Diferente da minha experiência com a primeira temporada, não senti tanta raiva da Ginny desta vez. Embora ela ainda não seja a minha personagem preferida, percebi um esforço maior em explorar suas emoções e seus conflitos internos, o que a tornou mais compreensível e menos irritante. Ainda assim, para mim, ela continua sendo uma figura complicada e, às vezes, impulsiva.
Falando em impulsividade, um momento que me deixou confusa foi a cena em que Ginny abandona a aula do professor de literatura. Entendo perfeitamente a relevância do debate sobre racismo dentro da história, mas achei a reação dela exagerada e pouco estratégica. No fim das contas, quem mais saiu prejudicada foi ela mesma, já que acabou em outra turma, com uma professora diferente, em um ambiente menos estimulante e com colegas bem menos interessados — algo que a própria série evidencia depois.

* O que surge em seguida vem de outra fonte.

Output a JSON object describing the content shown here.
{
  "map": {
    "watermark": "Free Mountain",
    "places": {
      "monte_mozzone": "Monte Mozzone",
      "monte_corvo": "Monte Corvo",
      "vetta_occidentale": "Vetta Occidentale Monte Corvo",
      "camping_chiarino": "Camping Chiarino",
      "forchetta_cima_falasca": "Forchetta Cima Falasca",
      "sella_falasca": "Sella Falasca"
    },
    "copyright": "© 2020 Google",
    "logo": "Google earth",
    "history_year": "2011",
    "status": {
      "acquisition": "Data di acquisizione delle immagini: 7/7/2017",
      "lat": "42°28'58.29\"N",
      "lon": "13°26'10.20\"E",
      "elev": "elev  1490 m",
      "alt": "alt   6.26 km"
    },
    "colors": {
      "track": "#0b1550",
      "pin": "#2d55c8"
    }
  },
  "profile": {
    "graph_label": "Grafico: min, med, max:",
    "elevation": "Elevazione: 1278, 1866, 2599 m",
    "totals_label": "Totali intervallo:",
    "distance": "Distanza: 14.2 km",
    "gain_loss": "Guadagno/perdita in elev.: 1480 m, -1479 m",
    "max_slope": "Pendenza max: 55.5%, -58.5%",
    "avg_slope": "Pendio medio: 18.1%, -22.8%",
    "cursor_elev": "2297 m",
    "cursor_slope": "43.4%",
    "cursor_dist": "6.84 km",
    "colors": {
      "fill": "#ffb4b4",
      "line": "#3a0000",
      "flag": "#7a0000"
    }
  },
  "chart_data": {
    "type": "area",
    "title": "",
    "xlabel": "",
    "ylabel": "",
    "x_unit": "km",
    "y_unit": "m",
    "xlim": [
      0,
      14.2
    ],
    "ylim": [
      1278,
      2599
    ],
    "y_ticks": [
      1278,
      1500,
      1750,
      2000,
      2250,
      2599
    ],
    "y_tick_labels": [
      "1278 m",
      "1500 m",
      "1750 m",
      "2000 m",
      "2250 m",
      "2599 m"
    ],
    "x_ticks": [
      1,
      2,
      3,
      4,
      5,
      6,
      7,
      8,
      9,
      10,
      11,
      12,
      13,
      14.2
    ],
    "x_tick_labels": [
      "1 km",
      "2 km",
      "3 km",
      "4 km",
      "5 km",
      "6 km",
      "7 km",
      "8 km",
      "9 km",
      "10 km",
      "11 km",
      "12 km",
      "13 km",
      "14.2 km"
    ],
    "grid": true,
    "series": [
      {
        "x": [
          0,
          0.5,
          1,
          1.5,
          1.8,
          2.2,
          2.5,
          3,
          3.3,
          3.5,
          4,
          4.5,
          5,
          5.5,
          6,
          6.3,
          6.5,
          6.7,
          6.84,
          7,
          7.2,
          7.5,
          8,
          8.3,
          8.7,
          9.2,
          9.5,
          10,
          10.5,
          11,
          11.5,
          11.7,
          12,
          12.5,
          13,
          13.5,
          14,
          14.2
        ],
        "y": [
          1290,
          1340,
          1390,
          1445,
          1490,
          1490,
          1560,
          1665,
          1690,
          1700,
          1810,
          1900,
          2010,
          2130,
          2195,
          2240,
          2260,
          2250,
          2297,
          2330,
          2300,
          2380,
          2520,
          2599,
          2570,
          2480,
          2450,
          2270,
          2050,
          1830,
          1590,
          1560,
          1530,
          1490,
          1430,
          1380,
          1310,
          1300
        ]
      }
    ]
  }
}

A intenção do roteiro é válida, mas a execução me deixou com dúvidas.
Outro ponto que me deixou curiosa foi a Abby. A série deixa claro que ela esconde algo relacionado à aparência física, e estou ansiosa para descobrir exatamente o que está por trás desse segredo. É um mistério que dá fôlego para a trama e promete se desenvolver mais adiante.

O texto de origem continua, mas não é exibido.